Closed-form expression for a sum of reciprocals of factorials

Question

Is there a closed-form expression for the finite sum $$\sum_{s=1}^{2^{n-1}}\frac1{(s-1)!}$$ as a function of $n$?

Answer 1

Hint: The Taylor series for $e^x$ is $$\sum_{k = 0}^{\infty} \frac{1}{k!} x^k = 1 + x + \frac{1}{2!} x^2 + \cdots.$$

I guess "is there a closed form expression" is the correct terminology

I'm not sure whether you consider these closed-form, but here are two expressions for $$\sum_{k = 0}^N \frac{1}{k!}$$ that don't explicitly involve a sum:

Solution 1 $$\sum_{k = 0}^N \frac{1}{k!} = \frac{\Gamma(N + 1, 1)}{\Gamma(N)},$$ where $\Gamma(a)$ is the usual Gamma function, and $\Gamma(a, b)$ is the Incomplete Gamma Function---I'm not sure how satisfactory this is, since this identity basically amounts to unwinding definitions.

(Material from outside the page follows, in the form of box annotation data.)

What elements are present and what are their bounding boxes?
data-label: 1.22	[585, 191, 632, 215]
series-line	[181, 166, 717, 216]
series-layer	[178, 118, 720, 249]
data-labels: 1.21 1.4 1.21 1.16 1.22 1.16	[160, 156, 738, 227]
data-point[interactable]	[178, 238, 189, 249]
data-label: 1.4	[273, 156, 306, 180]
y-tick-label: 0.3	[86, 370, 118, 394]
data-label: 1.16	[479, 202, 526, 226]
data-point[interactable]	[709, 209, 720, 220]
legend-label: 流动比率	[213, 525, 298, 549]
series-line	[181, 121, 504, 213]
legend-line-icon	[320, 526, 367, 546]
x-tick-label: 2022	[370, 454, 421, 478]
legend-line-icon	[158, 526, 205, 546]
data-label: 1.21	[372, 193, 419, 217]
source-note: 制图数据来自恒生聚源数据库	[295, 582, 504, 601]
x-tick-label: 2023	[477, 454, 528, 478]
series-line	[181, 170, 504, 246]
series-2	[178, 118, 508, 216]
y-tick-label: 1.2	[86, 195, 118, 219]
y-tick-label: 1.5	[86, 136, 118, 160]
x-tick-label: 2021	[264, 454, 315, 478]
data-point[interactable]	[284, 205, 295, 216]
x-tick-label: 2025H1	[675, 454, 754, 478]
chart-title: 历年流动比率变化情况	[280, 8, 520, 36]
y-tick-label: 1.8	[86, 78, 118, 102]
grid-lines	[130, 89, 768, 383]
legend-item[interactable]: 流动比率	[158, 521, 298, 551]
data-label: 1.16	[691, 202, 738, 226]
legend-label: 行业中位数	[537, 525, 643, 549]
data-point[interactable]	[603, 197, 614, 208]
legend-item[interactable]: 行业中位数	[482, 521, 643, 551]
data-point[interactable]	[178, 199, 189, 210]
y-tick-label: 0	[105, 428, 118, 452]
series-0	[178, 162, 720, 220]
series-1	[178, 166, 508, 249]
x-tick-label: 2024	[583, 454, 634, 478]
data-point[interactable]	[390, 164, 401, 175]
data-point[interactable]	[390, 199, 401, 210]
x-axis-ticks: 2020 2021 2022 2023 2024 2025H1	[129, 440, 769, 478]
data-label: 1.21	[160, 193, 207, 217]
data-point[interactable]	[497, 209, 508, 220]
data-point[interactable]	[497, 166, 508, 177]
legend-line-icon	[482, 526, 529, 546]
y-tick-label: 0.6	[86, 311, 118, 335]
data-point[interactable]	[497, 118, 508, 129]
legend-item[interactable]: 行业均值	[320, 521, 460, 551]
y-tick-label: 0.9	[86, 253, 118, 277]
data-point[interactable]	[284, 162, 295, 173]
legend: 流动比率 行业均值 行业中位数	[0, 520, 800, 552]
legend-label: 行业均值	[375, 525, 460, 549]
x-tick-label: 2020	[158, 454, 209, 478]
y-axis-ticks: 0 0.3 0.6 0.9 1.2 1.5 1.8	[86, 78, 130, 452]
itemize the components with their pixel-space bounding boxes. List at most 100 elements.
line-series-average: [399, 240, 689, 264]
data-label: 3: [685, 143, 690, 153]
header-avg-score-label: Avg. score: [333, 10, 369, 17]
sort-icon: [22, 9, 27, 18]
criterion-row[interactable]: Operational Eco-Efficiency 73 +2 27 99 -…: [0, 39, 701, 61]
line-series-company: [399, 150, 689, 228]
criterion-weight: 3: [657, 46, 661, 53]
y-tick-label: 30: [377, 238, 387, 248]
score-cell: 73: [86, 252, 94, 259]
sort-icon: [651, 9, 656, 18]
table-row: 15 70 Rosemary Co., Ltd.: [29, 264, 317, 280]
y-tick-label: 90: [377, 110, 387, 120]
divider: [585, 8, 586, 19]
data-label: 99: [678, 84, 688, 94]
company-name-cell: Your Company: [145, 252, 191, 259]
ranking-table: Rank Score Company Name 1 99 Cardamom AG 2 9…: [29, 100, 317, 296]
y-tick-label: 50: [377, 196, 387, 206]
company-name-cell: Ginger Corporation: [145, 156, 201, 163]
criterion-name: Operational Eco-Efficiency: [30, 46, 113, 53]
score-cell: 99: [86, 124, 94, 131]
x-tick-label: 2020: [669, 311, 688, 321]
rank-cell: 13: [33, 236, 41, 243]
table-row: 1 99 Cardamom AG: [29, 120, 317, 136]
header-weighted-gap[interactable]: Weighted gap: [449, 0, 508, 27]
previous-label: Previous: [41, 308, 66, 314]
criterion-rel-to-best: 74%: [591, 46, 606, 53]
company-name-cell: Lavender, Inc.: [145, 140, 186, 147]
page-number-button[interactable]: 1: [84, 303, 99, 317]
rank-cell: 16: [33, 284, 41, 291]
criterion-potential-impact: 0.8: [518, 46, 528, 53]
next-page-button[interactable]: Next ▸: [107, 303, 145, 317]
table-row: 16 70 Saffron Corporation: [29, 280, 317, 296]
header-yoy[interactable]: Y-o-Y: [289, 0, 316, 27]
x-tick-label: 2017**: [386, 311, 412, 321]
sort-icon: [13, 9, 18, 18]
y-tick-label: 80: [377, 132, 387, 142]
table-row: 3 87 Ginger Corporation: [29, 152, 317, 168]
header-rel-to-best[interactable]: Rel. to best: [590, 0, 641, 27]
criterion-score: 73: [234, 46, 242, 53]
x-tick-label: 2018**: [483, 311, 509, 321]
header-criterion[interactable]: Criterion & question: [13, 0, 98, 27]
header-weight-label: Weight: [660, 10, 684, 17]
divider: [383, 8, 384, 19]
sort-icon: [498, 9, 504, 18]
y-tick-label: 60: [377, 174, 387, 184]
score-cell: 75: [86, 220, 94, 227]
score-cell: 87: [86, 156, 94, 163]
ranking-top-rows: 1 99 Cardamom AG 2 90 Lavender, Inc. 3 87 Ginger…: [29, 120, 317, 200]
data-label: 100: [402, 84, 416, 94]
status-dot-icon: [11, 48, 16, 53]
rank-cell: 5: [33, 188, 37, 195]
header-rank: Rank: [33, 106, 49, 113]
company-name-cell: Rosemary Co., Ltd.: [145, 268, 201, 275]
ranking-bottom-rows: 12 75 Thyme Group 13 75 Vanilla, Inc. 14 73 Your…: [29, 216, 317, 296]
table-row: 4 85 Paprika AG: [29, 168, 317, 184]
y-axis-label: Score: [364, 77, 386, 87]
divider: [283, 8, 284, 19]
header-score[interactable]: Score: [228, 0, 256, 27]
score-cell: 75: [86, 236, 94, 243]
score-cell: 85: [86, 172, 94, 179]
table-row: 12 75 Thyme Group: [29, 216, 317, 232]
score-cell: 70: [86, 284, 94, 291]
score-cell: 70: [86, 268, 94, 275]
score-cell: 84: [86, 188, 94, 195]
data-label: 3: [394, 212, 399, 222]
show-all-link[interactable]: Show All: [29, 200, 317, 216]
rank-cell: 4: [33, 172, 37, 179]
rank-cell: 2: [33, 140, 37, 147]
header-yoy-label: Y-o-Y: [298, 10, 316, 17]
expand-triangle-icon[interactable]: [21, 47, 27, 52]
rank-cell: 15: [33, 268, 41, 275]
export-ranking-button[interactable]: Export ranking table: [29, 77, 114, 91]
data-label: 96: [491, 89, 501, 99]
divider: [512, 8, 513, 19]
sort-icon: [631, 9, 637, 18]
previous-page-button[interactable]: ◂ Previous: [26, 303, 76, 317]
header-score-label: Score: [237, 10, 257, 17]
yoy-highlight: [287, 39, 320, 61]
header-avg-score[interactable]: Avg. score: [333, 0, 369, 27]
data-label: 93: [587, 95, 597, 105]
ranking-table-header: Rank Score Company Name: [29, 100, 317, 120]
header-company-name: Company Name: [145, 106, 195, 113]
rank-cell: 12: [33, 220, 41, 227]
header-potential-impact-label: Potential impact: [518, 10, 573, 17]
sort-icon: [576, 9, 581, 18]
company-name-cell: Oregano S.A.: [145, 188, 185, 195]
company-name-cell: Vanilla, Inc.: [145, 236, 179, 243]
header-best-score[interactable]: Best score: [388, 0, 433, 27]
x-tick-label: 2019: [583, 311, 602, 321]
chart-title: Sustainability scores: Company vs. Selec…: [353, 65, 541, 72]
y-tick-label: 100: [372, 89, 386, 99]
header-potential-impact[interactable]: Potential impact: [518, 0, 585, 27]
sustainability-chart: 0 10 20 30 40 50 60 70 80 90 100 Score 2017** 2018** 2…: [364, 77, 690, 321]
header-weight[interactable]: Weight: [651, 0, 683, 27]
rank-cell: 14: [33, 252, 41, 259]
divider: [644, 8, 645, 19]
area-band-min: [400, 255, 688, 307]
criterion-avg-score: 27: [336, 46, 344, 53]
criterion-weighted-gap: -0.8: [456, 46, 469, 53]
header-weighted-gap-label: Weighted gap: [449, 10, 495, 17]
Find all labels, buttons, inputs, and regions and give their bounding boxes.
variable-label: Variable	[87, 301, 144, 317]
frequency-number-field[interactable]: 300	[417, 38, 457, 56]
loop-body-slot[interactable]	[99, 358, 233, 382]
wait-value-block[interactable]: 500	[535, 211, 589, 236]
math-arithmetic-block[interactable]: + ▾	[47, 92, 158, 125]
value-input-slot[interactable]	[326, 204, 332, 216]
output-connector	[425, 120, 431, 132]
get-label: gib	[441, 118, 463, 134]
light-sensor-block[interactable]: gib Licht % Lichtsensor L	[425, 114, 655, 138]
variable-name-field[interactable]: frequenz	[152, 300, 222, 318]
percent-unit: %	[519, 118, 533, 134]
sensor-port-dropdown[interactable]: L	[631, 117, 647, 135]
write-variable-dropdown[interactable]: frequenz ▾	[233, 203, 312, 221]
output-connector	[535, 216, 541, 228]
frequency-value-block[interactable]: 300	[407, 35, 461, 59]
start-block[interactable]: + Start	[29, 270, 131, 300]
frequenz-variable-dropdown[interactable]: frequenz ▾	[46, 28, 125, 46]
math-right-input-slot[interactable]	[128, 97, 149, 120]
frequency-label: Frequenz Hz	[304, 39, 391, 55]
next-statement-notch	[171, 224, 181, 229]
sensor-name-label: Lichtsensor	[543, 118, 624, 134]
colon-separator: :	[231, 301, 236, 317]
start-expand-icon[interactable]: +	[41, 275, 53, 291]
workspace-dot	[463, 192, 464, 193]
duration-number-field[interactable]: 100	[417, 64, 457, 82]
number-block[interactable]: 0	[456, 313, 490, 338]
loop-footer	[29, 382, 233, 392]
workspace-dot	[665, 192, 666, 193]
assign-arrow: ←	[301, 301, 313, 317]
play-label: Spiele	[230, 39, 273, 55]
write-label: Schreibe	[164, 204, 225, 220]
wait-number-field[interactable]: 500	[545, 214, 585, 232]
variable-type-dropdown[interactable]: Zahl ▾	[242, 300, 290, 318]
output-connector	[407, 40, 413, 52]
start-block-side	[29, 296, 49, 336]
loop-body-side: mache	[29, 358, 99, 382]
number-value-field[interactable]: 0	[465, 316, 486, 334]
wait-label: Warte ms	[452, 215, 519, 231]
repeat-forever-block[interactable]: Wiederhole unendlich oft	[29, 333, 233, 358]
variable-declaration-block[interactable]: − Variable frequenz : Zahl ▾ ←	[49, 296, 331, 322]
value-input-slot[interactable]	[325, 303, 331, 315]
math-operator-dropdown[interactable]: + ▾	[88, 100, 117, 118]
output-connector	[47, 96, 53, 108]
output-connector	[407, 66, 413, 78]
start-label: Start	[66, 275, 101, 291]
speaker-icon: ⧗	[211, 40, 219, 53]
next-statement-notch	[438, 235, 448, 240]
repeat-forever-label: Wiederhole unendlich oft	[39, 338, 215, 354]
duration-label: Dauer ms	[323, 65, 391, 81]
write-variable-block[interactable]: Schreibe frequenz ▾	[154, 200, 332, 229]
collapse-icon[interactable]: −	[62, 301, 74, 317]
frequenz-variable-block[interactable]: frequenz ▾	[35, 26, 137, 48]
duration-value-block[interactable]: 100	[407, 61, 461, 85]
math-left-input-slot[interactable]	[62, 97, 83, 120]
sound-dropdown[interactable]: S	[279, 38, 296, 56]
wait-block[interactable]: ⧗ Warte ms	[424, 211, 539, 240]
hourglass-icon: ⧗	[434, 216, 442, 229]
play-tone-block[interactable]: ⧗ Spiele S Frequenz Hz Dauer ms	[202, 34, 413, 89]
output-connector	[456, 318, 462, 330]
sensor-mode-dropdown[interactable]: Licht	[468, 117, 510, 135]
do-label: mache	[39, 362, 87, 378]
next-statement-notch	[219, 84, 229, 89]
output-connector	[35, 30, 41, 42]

Solution 2 $$\sum_{k = 0}^N \frac{1}{k!} = \frac{1}{N!} \lfloor N! e \rfloor, \qquad N > 0;$$ this uses the fact that, after the zeroth, each $N$th partial sum of the series $\sum \frac{1}{k!}$ is largest multiple of $\frac{1}{N!}$ smaller than $e$, which is itself an easy consequence of the form of that series (and of course, that $e$ is its limit).

Taking $N = 2^{n - 1} - 1$ and reindexing gives expressions for your own sum.